Fast forwards several months. At 6 months we had a coyote and a bobcat come onto the property. I was in fear of my chickens and goats so I started keeping an eye out for them. One day I got a shot and took out the bobcat. She ran off and up a tree a few feet away. I turned her loose to see what she would do. Never hunting before in her life but as soon as I took her to the spot she ran right to the tree and found where the bobcat was hiding. Pretty impressive. About 2 weeks later my wife heard her barking way different and aggresively. My wife hit the front door just intime to see my 6 year old pup hot on the tail of a full grown coyote. My wife chased but there were too gone too fast. 20 mins later she showed back up. The coyote never has. That is almost the only time we have had a predator attack. Except one night, I was out of town and my wife brought Bonnie in because she was just parking. Not really at anything just stretching her vocal cords. That night, something popped he head off a chicken while it was in my kennel. So it goes to show that even though she hasnt fought something everynight, her presence alone keeps everything off my land. She is only 10 months old now and still has done her job flawlessly.

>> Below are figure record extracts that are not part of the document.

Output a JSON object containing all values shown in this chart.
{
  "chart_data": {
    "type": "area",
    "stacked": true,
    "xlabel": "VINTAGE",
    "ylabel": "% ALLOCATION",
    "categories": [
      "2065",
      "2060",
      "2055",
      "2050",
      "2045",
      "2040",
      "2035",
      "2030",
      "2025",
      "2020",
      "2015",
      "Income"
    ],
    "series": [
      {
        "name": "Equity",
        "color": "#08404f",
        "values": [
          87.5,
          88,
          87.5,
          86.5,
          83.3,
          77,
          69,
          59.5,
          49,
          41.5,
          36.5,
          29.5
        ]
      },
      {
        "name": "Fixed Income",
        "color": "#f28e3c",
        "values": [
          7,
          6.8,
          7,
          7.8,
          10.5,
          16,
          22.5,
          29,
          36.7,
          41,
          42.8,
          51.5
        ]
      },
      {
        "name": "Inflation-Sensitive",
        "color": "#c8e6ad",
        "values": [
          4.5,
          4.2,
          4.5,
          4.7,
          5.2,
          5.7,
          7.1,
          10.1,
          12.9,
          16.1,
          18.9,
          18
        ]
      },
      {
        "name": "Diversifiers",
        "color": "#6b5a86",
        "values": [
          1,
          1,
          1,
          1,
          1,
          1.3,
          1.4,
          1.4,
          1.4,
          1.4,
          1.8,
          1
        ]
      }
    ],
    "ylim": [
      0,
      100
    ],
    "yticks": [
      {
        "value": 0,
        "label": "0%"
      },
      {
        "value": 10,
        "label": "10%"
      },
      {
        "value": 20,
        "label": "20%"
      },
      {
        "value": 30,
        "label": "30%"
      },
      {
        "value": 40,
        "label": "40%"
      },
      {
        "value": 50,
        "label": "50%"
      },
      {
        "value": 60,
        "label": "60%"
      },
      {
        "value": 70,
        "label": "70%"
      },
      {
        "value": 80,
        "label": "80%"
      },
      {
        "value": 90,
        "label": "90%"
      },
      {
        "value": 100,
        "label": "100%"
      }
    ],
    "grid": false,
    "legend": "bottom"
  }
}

Now to the training, this dog did attack to of my chickens and plucked them. One survived one didnt. She was trying to kill them just playing. She would also get just alittle too rough for my liking with my goats. Also she liked to chase my truck down the driveway to the road. Everyone said get rid of her. But she was doing too much on the farm for me to do that. So I had a shock collar from the past and strapped it on her. I took her around the animals and shocked her when they showed them attention. Also when she chased the cars. Then started working with her through the windows so she didnt relate the shock to me. 

Today at 10 months old she doesnt have a single bad habbit and still protects that farm perfectly. She gets along with all the animals even eats with them. The only time she will chase a chicken away is when they get close to her bowl on the porch. But she never attacks. Just runs to her bowl and chases them off. 

I would recommend them for anyone who needs a farm dog. they are commonly used for hunting, protection, and even cattle work. They are great at herding and are used to take down bulls that wont go to the pen.


----------



## Shirley (May 27, 2007)

Very nice story. Thanks for sharing.


----------



## TedH71 (Jan 19, 2003)

I have one. Always have had at least one. Will be probably getting a 2nd one. I work hogs with mine. I'm hoping to get him started on cattle. They're smart enough to be able to hunt hogs and herd cattle then tree squirrels.


----------



## laughingllama75 (Jul 15, 2011)

My sister has one, and he is awesome. 

edited to add, he will not touch livestock, but will kill any possum/****/skunk/chipmunk he can get his mouth on. He got 16 chipmunks in one day, lol. Best loyal farm dog around.


----------